GBP/EUR plunges to six-week low as UK inflation slows
Philip McHugh July 20th 2023 - 2 minute read

The pound nosedived on Thursday, after Bank of England (BoE) interest rate expectations softened on the back of the UK’s latest inflation figures.
Sterling remains on the back foot so far this morning, with GBP/EUR slipping to €1.1515 and GBP/USD subdued at $1.2917. GBP/CAD has retreated to CA$1.6967, while GBP/AUD plunges to AU$1.8935 and GBP/NZD slumps to NZ$2.0566.
Looking ahead, will a rise in US jobless claims pull the US dollar lower this afternoon?
What’s been happening?
The pound plummeted through yesterday’s trading session, falling roughly 1% against both the euro and US dollar.
The GBP selloff was triggered by the publication of the UK’s consumer price index as June’s figures reported inflation decelerated at a faster-than-expected pace.

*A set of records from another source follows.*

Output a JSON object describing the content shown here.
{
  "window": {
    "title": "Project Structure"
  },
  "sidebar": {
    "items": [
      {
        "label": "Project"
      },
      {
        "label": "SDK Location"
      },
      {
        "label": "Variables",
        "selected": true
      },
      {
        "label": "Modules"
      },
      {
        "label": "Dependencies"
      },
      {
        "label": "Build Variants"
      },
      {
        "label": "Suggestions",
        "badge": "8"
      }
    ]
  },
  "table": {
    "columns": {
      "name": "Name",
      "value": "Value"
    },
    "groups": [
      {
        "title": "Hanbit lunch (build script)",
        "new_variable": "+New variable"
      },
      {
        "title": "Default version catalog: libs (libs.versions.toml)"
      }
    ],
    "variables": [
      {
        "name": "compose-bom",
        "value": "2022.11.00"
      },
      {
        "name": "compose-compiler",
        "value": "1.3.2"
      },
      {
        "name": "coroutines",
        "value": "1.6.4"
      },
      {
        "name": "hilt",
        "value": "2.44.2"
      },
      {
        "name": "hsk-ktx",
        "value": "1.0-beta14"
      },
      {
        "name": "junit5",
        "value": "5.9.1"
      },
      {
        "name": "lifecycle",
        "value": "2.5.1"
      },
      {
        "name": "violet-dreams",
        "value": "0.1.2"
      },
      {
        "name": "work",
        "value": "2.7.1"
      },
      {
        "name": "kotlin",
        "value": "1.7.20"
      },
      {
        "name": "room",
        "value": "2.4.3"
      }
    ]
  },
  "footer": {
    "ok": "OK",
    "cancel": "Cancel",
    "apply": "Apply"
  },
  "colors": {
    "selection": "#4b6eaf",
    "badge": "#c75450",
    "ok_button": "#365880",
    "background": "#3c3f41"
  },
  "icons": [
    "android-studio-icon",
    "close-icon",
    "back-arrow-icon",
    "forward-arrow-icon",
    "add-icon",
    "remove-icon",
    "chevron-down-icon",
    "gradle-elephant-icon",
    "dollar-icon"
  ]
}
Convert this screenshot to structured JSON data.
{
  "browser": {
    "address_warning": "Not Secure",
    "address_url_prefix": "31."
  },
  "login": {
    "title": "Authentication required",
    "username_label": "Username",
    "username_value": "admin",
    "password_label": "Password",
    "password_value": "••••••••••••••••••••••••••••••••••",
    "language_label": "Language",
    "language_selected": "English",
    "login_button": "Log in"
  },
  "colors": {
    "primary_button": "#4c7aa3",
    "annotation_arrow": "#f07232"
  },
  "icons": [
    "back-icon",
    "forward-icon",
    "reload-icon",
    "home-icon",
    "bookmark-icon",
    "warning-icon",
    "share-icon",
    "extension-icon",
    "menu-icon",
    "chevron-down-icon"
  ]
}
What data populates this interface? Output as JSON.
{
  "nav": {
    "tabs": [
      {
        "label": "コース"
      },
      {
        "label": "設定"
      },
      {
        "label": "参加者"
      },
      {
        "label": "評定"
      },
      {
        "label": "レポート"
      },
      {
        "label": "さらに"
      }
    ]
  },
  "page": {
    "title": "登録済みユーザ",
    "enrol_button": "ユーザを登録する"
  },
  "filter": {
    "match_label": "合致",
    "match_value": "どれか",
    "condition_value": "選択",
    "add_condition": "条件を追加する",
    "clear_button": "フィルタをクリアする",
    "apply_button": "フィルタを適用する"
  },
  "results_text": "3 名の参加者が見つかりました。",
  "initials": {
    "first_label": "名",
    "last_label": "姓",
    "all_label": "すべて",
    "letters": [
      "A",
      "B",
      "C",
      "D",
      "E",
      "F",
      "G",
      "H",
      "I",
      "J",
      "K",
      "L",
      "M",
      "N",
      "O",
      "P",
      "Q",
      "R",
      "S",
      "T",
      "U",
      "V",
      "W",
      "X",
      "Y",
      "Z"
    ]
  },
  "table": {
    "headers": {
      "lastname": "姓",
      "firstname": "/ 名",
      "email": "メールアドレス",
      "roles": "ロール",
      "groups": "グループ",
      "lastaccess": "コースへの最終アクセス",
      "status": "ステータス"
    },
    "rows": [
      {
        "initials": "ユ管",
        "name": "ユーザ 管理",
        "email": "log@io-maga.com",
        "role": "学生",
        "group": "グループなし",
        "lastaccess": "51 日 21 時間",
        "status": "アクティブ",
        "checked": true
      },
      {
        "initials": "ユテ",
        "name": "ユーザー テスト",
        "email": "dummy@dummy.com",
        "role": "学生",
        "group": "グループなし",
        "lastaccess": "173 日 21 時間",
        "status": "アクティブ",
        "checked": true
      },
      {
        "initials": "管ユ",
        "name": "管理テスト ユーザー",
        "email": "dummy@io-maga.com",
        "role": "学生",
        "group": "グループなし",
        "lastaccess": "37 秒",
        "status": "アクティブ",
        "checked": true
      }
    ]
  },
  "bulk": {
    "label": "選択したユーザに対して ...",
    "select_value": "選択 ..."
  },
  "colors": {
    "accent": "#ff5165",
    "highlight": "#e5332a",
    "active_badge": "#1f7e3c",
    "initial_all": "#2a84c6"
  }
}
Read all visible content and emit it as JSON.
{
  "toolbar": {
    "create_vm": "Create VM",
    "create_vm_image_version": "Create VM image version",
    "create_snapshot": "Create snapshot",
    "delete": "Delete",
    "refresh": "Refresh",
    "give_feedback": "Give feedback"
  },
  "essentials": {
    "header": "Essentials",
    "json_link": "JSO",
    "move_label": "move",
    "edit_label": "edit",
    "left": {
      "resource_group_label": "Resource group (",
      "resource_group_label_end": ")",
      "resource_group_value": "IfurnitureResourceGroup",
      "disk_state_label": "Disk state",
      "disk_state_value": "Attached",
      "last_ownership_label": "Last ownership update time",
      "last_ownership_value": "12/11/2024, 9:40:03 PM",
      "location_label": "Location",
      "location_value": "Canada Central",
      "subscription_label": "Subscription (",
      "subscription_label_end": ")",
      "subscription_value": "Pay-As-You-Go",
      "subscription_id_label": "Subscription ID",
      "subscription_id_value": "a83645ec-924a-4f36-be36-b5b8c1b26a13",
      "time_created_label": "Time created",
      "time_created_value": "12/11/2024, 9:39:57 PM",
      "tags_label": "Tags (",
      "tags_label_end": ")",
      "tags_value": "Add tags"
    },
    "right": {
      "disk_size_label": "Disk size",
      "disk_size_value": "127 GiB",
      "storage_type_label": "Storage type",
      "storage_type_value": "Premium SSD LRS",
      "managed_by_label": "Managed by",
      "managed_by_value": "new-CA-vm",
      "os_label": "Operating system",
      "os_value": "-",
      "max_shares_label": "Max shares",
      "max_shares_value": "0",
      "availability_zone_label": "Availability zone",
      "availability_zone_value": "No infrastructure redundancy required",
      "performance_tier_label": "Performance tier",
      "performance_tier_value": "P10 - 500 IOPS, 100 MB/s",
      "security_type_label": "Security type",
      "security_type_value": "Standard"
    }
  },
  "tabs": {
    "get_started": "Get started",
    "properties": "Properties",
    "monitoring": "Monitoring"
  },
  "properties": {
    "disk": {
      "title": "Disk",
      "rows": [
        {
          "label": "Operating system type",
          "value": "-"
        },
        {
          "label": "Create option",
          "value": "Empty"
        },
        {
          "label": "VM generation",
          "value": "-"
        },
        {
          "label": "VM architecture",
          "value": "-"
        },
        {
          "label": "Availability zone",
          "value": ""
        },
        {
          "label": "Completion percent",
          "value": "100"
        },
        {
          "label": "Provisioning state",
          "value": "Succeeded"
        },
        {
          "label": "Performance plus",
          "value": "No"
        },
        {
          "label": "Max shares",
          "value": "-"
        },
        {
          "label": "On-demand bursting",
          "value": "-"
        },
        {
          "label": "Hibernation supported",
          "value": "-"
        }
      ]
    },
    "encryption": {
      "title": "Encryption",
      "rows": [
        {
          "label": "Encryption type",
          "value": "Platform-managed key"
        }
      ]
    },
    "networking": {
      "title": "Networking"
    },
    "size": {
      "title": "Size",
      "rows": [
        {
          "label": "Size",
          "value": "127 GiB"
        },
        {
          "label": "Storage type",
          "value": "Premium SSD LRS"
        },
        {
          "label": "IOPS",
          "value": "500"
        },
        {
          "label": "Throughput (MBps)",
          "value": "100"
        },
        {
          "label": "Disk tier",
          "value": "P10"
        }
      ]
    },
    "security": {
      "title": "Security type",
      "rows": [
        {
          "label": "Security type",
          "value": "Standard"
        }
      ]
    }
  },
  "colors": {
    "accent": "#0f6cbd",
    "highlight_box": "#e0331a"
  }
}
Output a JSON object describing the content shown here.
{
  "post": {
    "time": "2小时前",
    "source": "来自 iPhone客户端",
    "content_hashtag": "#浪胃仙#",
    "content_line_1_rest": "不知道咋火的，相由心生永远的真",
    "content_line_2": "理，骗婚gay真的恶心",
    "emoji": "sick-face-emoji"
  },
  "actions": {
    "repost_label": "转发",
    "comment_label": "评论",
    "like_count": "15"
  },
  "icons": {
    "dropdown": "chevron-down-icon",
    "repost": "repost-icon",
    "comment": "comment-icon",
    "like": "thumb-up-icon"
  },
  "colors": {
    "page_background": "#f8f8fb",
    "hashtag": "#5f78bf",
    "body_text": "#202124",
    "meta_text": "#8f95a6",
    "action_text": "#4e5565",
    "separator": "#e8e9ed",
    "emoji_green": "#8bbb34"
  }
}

June’s weaker-than-forecast inflation figures prompted GBP investors to reprice their expectations for future interest rate hikes from the Bank of England. Markets now expect the BoE to deliver a 25bps rate hike in August and that UK interest rates will not peak above 6%.
The euro, meanwhile, was supported by the Eurozone’s own CPI release. An upwards revision to core inflation last month helped to boost European Central Bank (ECB) rate hike bets.
At the same time, the US dollar trended broadly higher as a downbeat mood saw nervous investors favour the safe-haven currency.
What’s coming up?
The most high-impact data release today is likely to be the latest US initial jobless claims.
Economists forecast new unemployment claims will have crept higher again last week. Fresh signs that the US labour market may be slowing could lead to a pullback in the US dollar, if this is seen as weakening the case for the Federal Reserve to continue tightening its monetary policy.
Also set for publication today is the Eurozone’s latest consumer confidence figures. Household morale is expected to have continued to improve this month, albeit only modestly. Will this be enough to bolster the euro?
Meanwhile, in the absence of any UK data of note, the pound may be left to lick its wounds as GBP investors continue to reprice their BoE rate hike expectations.